Enthusiastic. Too enthusiastic.

Updated: Jul 26, 2023




Right after World War II, Harold Robbins was the King of Trashy Beach Books. The New Yorker Magazine called him “the dirty old man of American Literature” and his books were full of the rich, the famous, money, sex, exotic locations, murder, and more sex (The Carpetbaggers, The Betsy, etc.). Harold sold a lot of books. Although he’s pretty forgotten now, at one time Harold Robbins was an extremely well-known writer.

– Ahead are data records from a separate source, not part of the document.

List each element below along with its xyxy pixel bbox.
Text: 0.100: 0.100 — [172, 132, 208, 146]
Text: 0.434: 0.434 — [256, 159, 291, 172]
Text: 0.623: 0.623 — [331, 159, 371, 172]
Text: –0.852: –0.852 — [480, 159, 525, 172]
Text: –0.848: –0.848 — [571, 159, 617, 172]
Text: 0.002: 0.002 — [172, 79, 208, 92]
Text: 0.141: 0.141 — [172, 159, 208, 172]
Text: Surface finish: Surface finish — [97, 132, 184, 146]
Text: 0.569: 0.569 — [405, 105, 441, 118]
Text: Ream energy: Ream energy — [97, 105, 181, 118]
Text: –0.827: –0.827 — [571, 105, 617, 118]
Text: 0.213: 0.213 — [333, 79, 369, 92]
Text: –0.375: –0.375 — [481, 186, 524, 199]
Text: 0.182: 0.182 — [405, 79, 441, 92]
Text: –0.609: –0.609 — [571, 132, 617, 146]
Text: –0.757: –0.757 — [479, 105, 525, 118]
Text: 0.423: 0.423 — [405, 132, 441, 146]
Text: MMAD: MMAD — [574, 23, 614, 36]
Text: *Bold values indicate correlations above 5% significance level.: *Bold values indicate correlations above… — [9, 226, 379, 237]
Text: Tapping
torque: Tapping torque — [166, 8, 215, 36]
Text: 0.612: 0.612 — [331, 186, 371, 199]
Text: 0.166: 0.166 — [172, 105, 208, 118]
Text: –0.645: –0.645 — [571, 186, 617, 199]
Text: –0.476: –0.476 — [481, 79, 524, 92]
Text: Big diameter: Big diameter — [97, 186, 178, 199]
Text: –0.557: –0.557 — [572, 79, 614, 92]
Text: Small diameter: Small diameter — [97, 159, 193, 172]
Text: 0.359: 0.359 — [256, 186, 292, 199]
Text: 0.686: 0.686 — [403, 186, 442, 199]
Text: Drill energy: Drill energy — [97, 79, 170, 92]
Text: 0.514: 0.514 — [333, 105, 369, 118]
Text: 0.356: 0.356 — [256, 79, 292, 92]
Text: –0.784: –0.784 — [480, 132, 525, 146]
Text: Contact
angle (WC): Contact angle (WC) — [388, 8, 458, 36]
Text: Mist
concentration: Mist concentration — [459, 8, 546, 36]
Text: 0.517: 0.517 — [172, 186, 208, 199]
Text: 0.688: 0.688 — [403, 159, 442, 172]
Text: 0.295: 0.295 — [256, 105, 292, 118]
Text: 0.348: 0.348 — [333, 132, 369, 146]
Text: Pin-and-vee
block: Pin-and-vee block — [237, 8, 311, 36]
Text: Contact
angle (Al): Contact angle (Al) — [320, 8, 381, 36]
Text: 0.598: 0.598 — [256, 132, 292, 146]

Years ago I heard him tell a story on TV about something he liked about being a writer. He was sitting in the lobby of a big Las Vegas Hotel when a phone call came in for him. This was decades before cell phones, so what hotels would do is send a Bellhop through the lobby calling out the person’s name. If the notable was identified, the Bellhop would either escort the person to a phone or (if it was a very progressive hotel) plug in a wired table phone near the person’s seat so they could take the call.


As Robbins was sitting in the lobby, a Bellhop came through, calling, “Phone call for Harold Robbins. Telephone for Mr. Harod Robbins!” Robbins said he could see all the people in the lobby looking around. They knew the name Harold Robbins, but no one could identify him. He was famous but could still keep incognito if he wished it. He liked that.


I suppose, except for people like Stephan King or J. K. Rowling, the same is valid for authors today. I can identify many mystery authors because I’ve met them personally, but there’s a whole host of authors I’ve read and admired, but whom I couldn’t pick out in a crowd.


I’m far from famous, but I have had a few experiences like Robbins in Las Vegas. Once I was recognized in an airport (but people were flying home after a mystery conference, so maybe this shouldn’t count). I’ve been recognized a few times in a bookshop and twice in a library (but maybe these shouldn'tcount, either?). Once I was in Tokyo attending a dinner for the classes of my wife’s Taiko drumming teacher. She mentioned I was there (as my wife’s spouse) and added I was the author who wrote: “Death in Little Tokyo.” Someone in the 50 or so people there said, “So he’s the one,” out loud. I don’t know if that was surprise or condemnation, but it was recognition. And once at a large dinner hosted by the Japanese American National Museum the MC mentioned I was sitting at a table. As with Robbins, several people looked around. Perversely, I just raised a hand instead of standing up and most people couldn’t identify who I was.


Like most writers, I test as an introvert on psychological tests, but I must confess these crumbs of recognition were enjoyable.


Unfortunately, even my level of recognition has some unpleasant aspects. During my first two years of writing, I had two stalkers.


One was a reader who started showing up at my signings or other public appearances. At first, I just thought she was an enthusiastic fan. Soon it was apparent that she was more than a fan and her pushy presence started to get uncomfortable. The few times I’ve talked about this with other writers, more than one male asked, “What did she look like?” My answer was Glenn Close in the movie Fatal Attraction looked good, but I don’t want to come home to find a dead bunny in my kitchen.


I started distancing myself from this fan and, eventually, she stopped showing up at my events.


I know another writer that had a similar experience. The details of her experience are for her to tell, but basically, her stalker started by writing letters to her from jail. When he got out of prison, he started showing up in person at her events. Finally, when this stalker showed up at an out-of-state event, it justifiably freaked her out and she sought help.


My second stalker was more difficult because it was a fellow writer. This person started showing up at signings “just to say hello,” and soon I was shocked they were sitting next to me at a signing. The same thing happened at the next signing, and I expressed my surprise that I was paired with this person because our books were very different. The confused bookstore owner told me that the other author called him and said that I insisted we should sign together!


If you’ve ever been to one of my signings, you’ll know I attract a small (but usually enthusiastic) crowd. I don’t draw a crowd big enough to make it commercially attractive to sign with me. The invitations (not taken) to have a drink after the signing took on a different aspect.


I started making sure who (if any) I was signing with. And at mystery conferences, I started reserving my room at a name other than Dale Furutani.


I don’t think I’m a Troll, but I’m not a Robert Redford or Brad Pitt. I like to joke that young women fight to carry my bags at airports (!), but only in Japan was I ever told I look like a movie star. And that was over 40 years ago.


So as authors, we can aspire to have enthusiastic readers. Still, the purpose of this blog is to provide a cautionary tale that even a tiny bit of recognition can result in unexpected and unwelcome consequences.


By the way, if you get as famous as King or Rowling, please don’t let my story inhibit you from inviting me to sign with you. I promise I won’t stalk you.